Objetivo: observar e desenvolver processos de comunicação, planejamento, divisão de funções, liderança, cooperação e resolução coletiva de problemas.
Fundamentação: aprendizagem experiencial e aprendizagem colaborativa. A atividade parte de uma experiência concreta e é seguida pela reflexão sobre o comportamento do grupo, permitindo relacionar o que aconteceu durante a tarefa com situações reais de trabalho. Esse movimento experiência → reflexão → elaboração → aplicação é compatível com abordagens de aprendizagem experiencial.
Metodologia
Divida os participantes em grupos de quatro a seis pessoas.
Cada grupo recebe exatamente os mesmos materiais.
Apresente o desafio:
Construir uma ponte utilizando apenas os materiais disponíveis.

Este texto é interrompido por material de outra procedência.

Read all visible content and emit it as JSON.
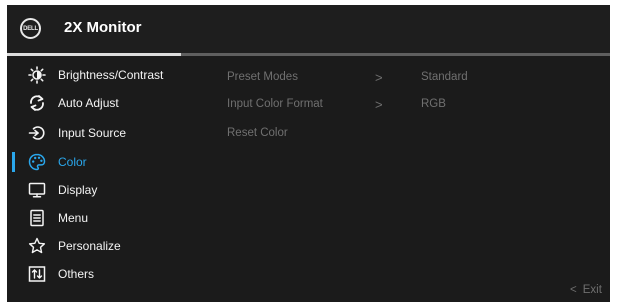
{
  "header": {
    "logo_text": "DELL",
    "title": "2X Monitor"
  },
  "menu": [
    {
      "label": "Brightness/Contrast",
      "icon": "brightness-icon"
    },
    {
      "label": "Auto Adjust",
      "icon": "auto-adjust-icon"
    },
    {
      "label": "Input Source",
      "icon": "input-source-icon"
    },
    {
      "label": "Color",
      "icon": "color-palette-icon",
      "active": true
    },
    {
      "label": "Display",
      "icon": "display-icon"
    },
    {
      "label": "Menu",
      "icon": "menu-icon"
    },
    {
      "label": "Personalize",
      "icon": "star-icon"
    },
    {
      "label": "Others",
      "icon": "others-icon"
    }
  ],
  "submenu": [
    {
      "label": "Preset Modes",
      "arrow": ">",
      "value": "Standard"
    },
    {
      "label": "Input Color Format",
      "arrow": ">",
      "value": "RGB"
    },
    {
      "label": "Reset Color"
    }
  ],
  "footer": {
    "exit_chevron": "<",
    "exit_label": "Exit"
  },
  "colors": {
    "accent": "#2aa7ec",
    "background": "#1b1b1b",
    "text": "#f4f4f4",
    "muted": "#707070"
  }
}
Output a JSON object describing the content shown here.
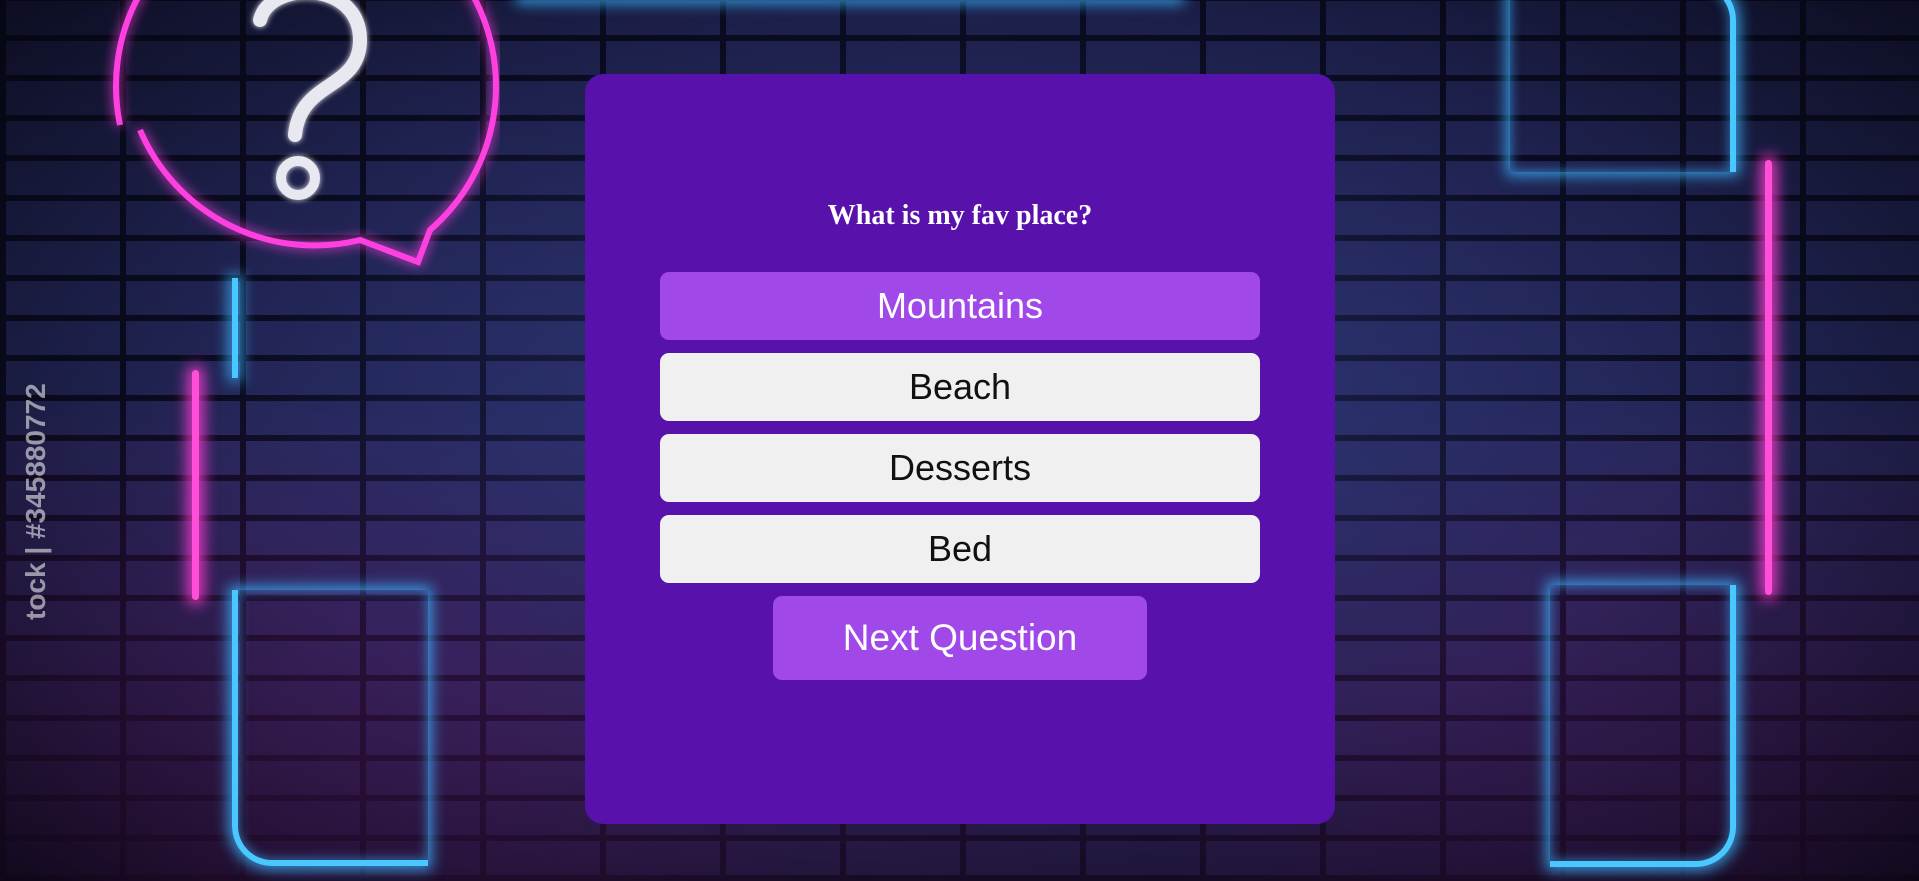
{
  "question": {
    "text": "What is my fav place?"
  },
  "answers": [
    {
      "label": "Mountains",
      "selected": true
    },
    {
      "label": "Beach",
      "selected": false
    },
    {
      "label": "Desserts",
      "selected": false
    },
    {
      "label": "Bed",
      "selected": false
    }
  ],
  "next_button": {
    "label": "Next Question"
  },
  "background": {
    "watermark": "tock | #345880772"
  },
  "colors": {
    "card": "#5811ab",
    "accent": "#a048e8",
    "answer_default": "#f0f0f0",
    "neon_blue": "#48c8ff",
    "neon_pink": "#ff4fd8"
  }
}
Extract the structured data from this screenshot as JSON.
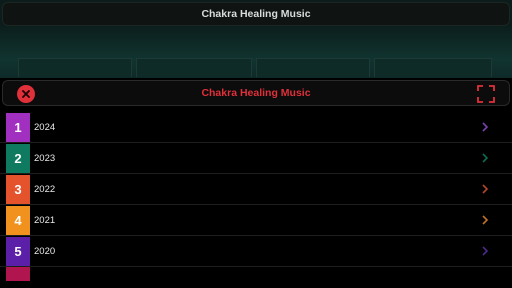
{
  "app": {
    "title": "Chakra Healing Music"
  },
  "modal": {
    "title": "Chakra Healing Music",
    "close_icon": "close-icon",
    "expand_icon": "fullscreen-icon"
  },
  "colors": {
    "accent": "#e0303a"
  },
  "items": [
    {
      "number": "1",
      "year": "2024",
      "color": "#a12fc0",
      "chevron": "#7a3fb0"
    },
    {
      "number": "2",
      "year": "2023",
      "color": "#0e7a5f",
      "chevron": "#0e6a52"
    },
    {
      "number": "3",
      "year": "2022",
      "color": "#e5532d",
      "chevron": "#b3452a"
    },
    {
      "number": "4",
      "year": "2021",
      "color": "#f0921d",
      "chevron": "#c0702a"
    },
    {
      "number": "5",
      "year": "2020",
      "color": "#5b1fa8",
      "chevron": "#4a2a8a"
    },
    {
      "number": "",
      "year": "",
      "color": "#b0154f",
      "chevron": "#000000"
    }
  ]
}
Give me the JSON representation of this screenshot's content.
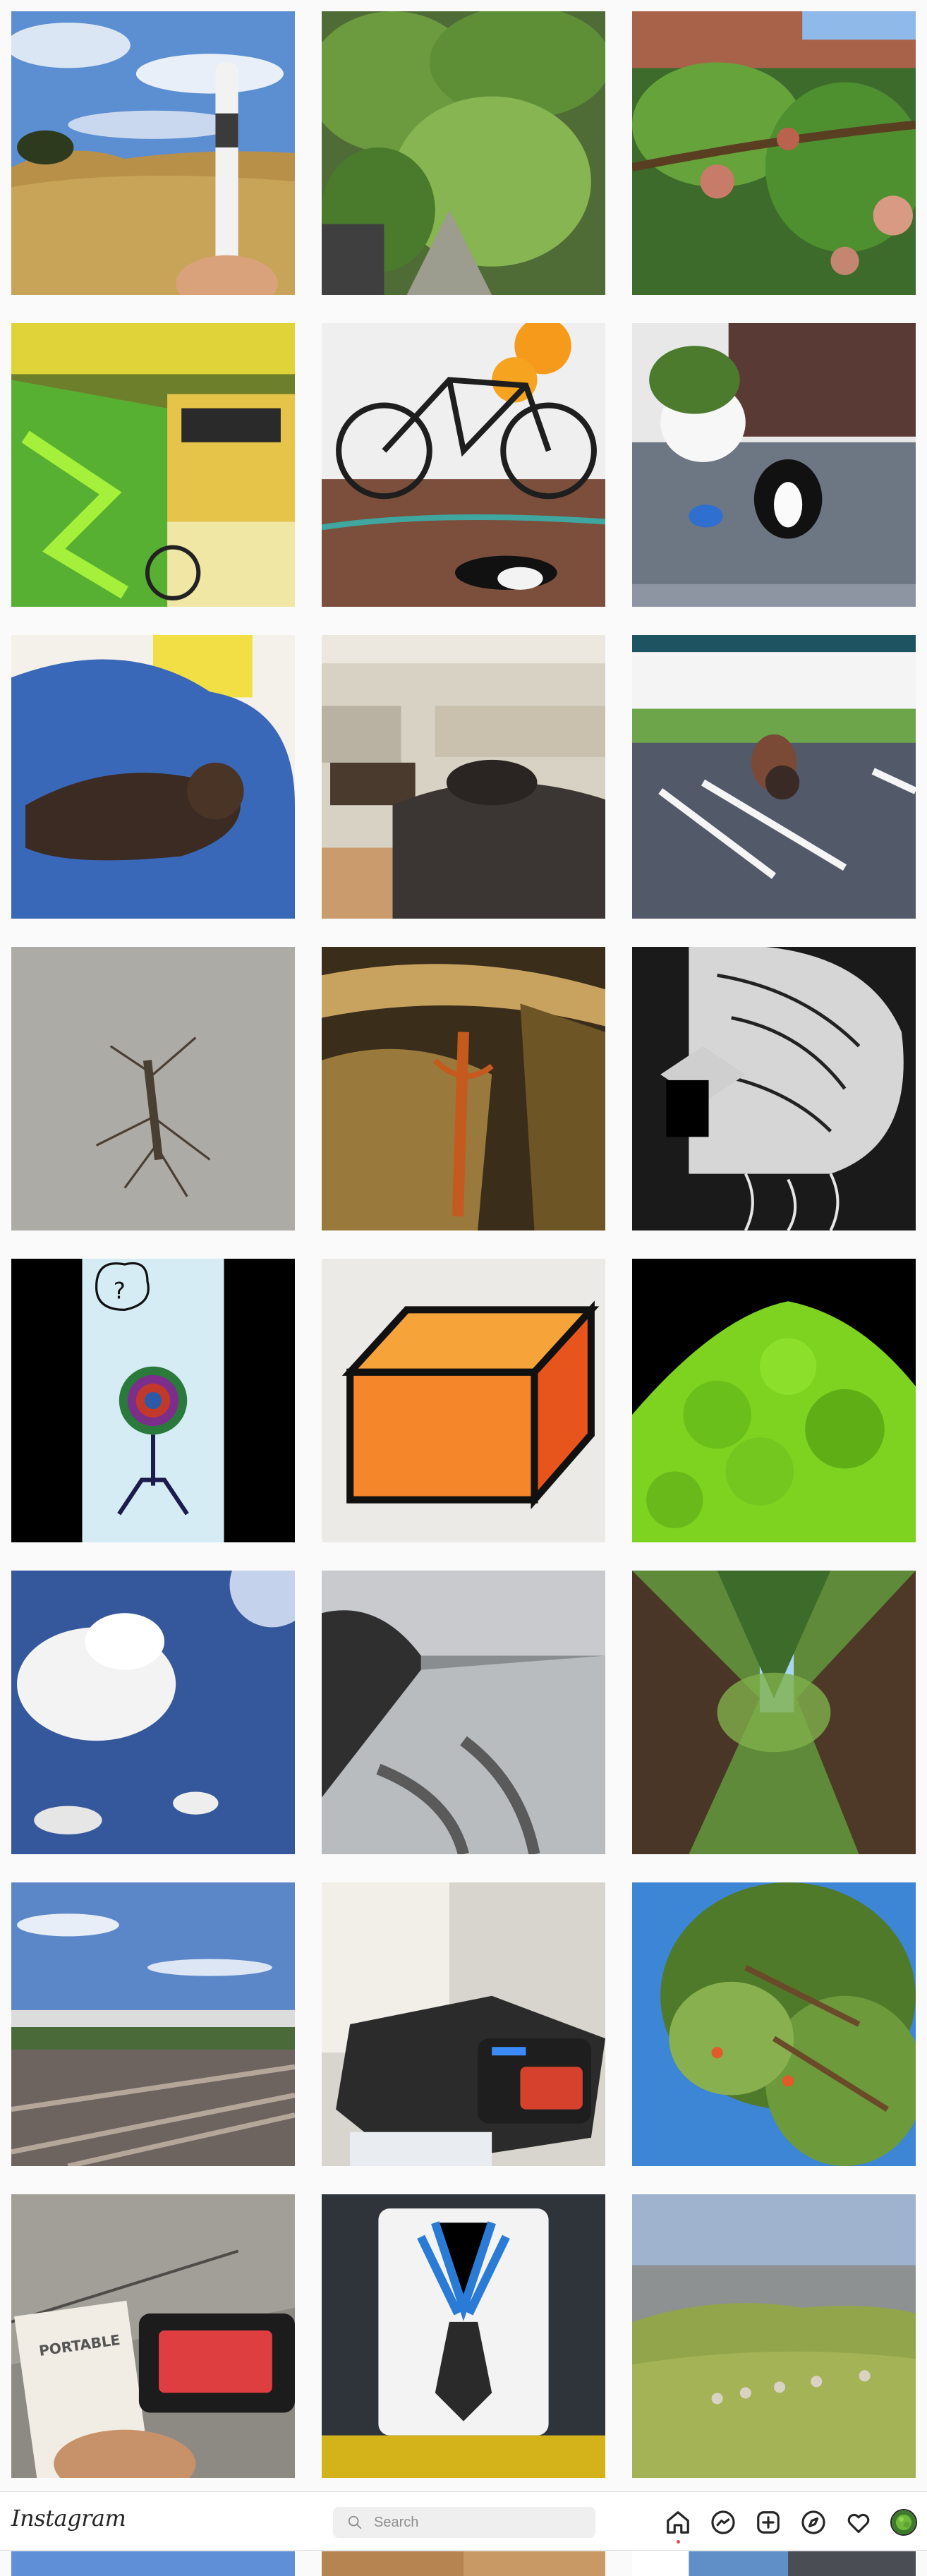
{
  "app": {
    "name": "Instagram"
  },
  "header": {
    "logo_text": "Instagram",
    "search": {
      "placeholder": "Search",
      "value": ""
    },
    "nav": [
      {
        "name": "home-icon",
        "active": true
      },
      {
        "name": "messenger-icon"
      },
      {
        "name": "new-post-icon"
      },
      {
        "name": "explore-icon"
      },
      {
        "name": "activity-heart-icon"
      },
      {
        "name": "profile-avatar"
      }
    ],
    "notification_dot_color": "#ed4956"
  },
  "grid": {
    "posts": [
      {
        "subject": "vape pen held up over a dry grassy hillside"
      },
      {
        "subject": "leafy plants in garden planters"
      },
      {
        "subject": "apple tree branch with fruit"
      },
      {
        "subject": "graffiti covered wall with bicycle"
      },
      {
        "subject": "bicycle and orange balloons, cat lying on patio"
      },
      {
        "subject": "black and white cat by front door with potted plant"
      },
      {
        "subject": "tortoiseshell cat on blue tarp"
      },
      {
        "subject": "cat in living room chair"
      },
      {
        "subject": "wild turkey in parking lot"
      },
      {
        "subject": "crane fly on concrete wall"
      },
      {
        "subject": "lizard among tree roots"
      },
      {
        "subject": "black and white abstract drawing of a face"
      },
      {
        "subject": "drawing of a creature with question mark bubble"
      },
      {
        "subject": "drawing of an orange box"
      },
      {
        "subject": "romanesco broccoli on black background"
      },
      {
        "subject": "clouds in blue sky with sun"
      },
      {
        "subject": "rocky coastline with footprints in sand"
      },
      {
        "subject": "redwood trees seen from below"
      },
      {
        "subject": "railroad tracks under blue sky"
      },
      {
        "subject": "black portable power station"
      },
      {
        "subject": "tree branches against blue sky"
      },
      {
        "subject": "portable power station box and red device"
      },
      {
        "subject": "sticker of figure with blue hair"
      },
      {
        "subject": "sheep grazing on green hill above city"
      }
    ],
    "partial_row": [
      {
        "subject": "blue sky"
      },
      {
        "subject": "sandy hillside"
      },
      {
        "subject": "building with blue sky"
      }
    ]
  }
}
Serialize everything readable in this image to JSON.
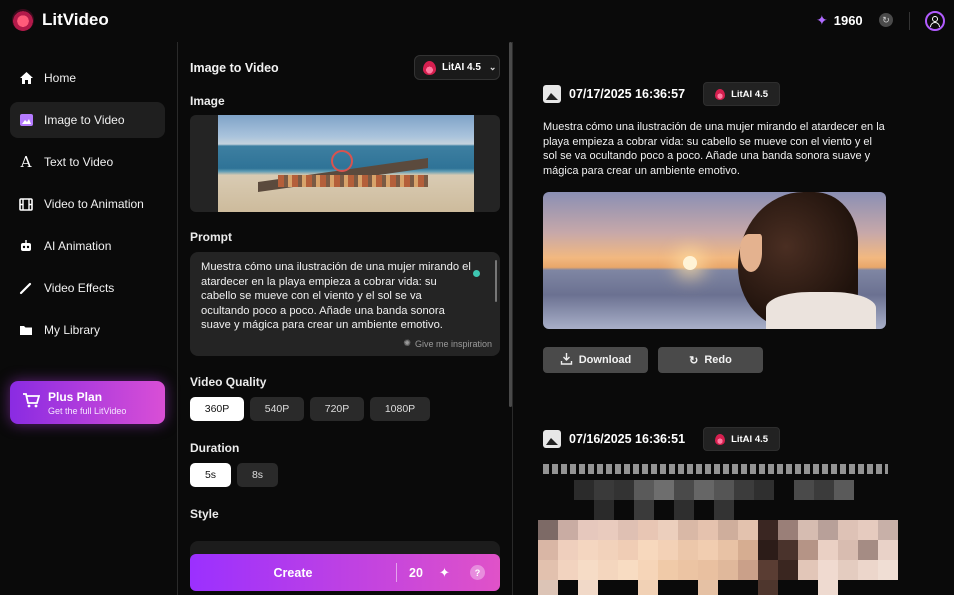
{
  "app": {
    "name": "LitVideo"
  },
  "header": {
    "credits": "1960"
  },
  "sidebar": {
    "items": [
      {
        "label": "Home",
        "icon": "home-icon"
      },
      {
        "label": "Image to Video",
        "icon": "image-icon"
      },
      {
        "label": "Text to Video",
        "icon": "text-icon"
      },
      {
        "label": "Video to Animation",
        "icon": "film-icon"
      },
      {
        "label": "AI Animation",
        "icon": "robot-icon"
      },
      {
        "label": "Video Effects",
        "icon": "wand-icon"
      },
      {
        "label": "My Library",
        "icon": "folder-icon"
      }
    ],
    "active": "Image to Video",
    "plan": {
      "title": "Plus Plan",
      "subtitle": "Get the full LitVideo"
    }
  },
  "form": {
    "title": "Image to Video",
    "model": "LitAI 4.5",
    "image_label": "Image",
    "prompt_label": "Prompt",
    "prompt_text": "Muestra cómo una ilustración de una mujer mirando el atardecer en la playa empieza a cobrar vida: su cabello se mueve con el viento y el sol se va ocultando poco a poco. Añade una banda sonora suave y mágica para crear un ambiente emotivo.",
    "inspiration": "Give me inspiration",
    "quality_label": "Video Quality",
    "quality_options": [
      "360P",
      "540P",
      "720P",
      "1080P"
    ],
    "quality_selected": "360P",
    "duration_label": "Duration",
    "duration_options": [
      "5s",
      "8s"
    ],
    "duration_selected": "5s",
    "style_label": "Style",
    "create": {
      "label": "Create",
      "cost": "20",
      "help": "?"
    }
  },
  "results": [
    {
      "date": "07/17/2025 16:36:57",
      "model": "LitAI 4.5",
      "prompt": "Muestra cómo una ilustración de una mujer mirando el atardecer en la playa empieza a cobrar vida: su cabello se mueve con el viento y el sol se va ocultando poco a poco. Añade una banda sonora suave y mágica para crear un ambiente emotivo.",
      "download_label": "Download",
      "redo_label": "Redo"
    },
    {
      "date": "07/16/2025 16:36:51",
      "model": "LitAI 4.5"
    }
  ],
  "colors": {
    "accent": "#9b30ff",
    "accent2": "#e052c8",
    "background": "#0a0a0a"
  }
}
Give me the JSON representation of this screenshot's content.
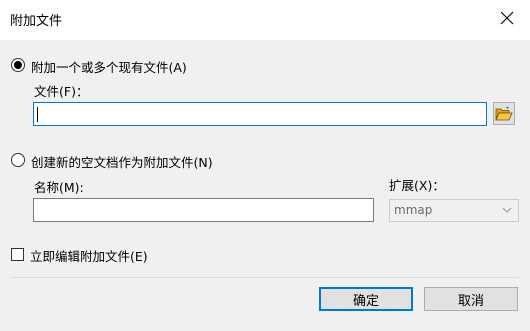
{
  "dialog": {
    "title": "附加文件",
    "close_glyph": "✕"
  },
  "option_existing": {
    "label": "附加一个或多个现有文件(A)",
    "checked": true,
    "file_label": "文件(F)：",
    "file_value": ""
  },
  "option_new": {
    "label": "创建新的空文档作为附加文件(N)",
    "checked": false,
    "name_label": "名称(M):",
    "name_value": "",
    "ext_label": "扩展(X)：",
    "ext_value": "mmap"
  },
  "edit_immediately": {
    "label": "立即编辑附加文件(E)",
    "checked": false
  },
  "buttons": {
    "ok": "确定",
    "cancel": "取消"
  },
  "colors": {
    "accent": "#0078d7",
    "folder_icon": "#e8b838"
  }
}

Ao final, a ponte deverá permanecer em pé e sustentar o objeto escolhido durante pelo menos dez segundos.
Tempo para planejamento: 5 minutos.
Tempo para construção: 12 minutos.
Uma regra interessante: durante os primeiros dois minutos de planejamento, ninguém pode tocar nos materiais.
Isso obriga o grupo a lidar primeiro com planejamento e comunicação, em vez de imediatamente começar a executar.
O facilitador não fica parado
Durante a atividade, ele registra:
- quem assume espontaneamente a liderança;
- quem apresenta ideias;
- quem é ouvido e quem é ignorado;
- existência de interrupções;
- como decisões são tomadas;
- distribuição ou concentração das tarefas;
- reação diante de erros;
- surgimento de conflitos;
- capacidade de mudar a estratégia;
- participação dos membros mais silenciosos.
A ideia não é posteriormente dizer “Fulano foi autoritário”. O comportamento observado deve ser transformado em material para investigação pelo próprio grupo.
O debriefing é a parte mais importante
Terminada a construção, não revelamos imediatamente quem “ganhou”.
Primeiro:
1. Descrição
“O que aconteceu?”
“Como vocês começaram?”
“Como decidiram o que fazer?”
2. Processamento
“Todos conseguiram participar?”
“Como as ideias foram escolhidas?”
“Em que momento o grupo funcionou melhor?”
“O que aconteceu quando alguma coisa deu errado?”
3. Generalização
“O comportamento que apareceu aqui também aparece nas equipes das quais vocês fazem parte?”
“Quando estamos sob pressão, tendemos a planejar ou simplesmente começar a fazer?”
“Quem fala menos necessariamente participa menos?”
4. Aplicação
“Se vocês repetissem a atividade, o que fariam diferente?”
“O que dessa experiência pode ser levado para uma reunião pedagógica, sala de aula ou equipe profissional?”
Esse processamento é fundamental porque atividades práticas por si só não garantem aprendizagem; oportunidades de reflexão e aplicação ajudam a transformar experiência em aprendizagem utilizável.
Cuidados do facilitador
Aqui entra uma coisa que eu quero manter em todas as nossas dinâmicas: não transformar dinâmica em diagnóstico psicológico.
Por exemplo:
❌ “Você quis controlar o grupo porque é uma pessoa controladora.”
Melhor:
✓ “Percebi que você apresentou várias propostas e organizou algumas decisões. Como foi ocupar esse lugar para você?”
Também evitaria atividades que obriguem participantes a contar traumas, segredos, experiências familiares ou situações emocionalmente delicadas. Segurança psicológica deve ser construída deliberadamente, sobretudo quando a atividade envolve exposição diante do grupo.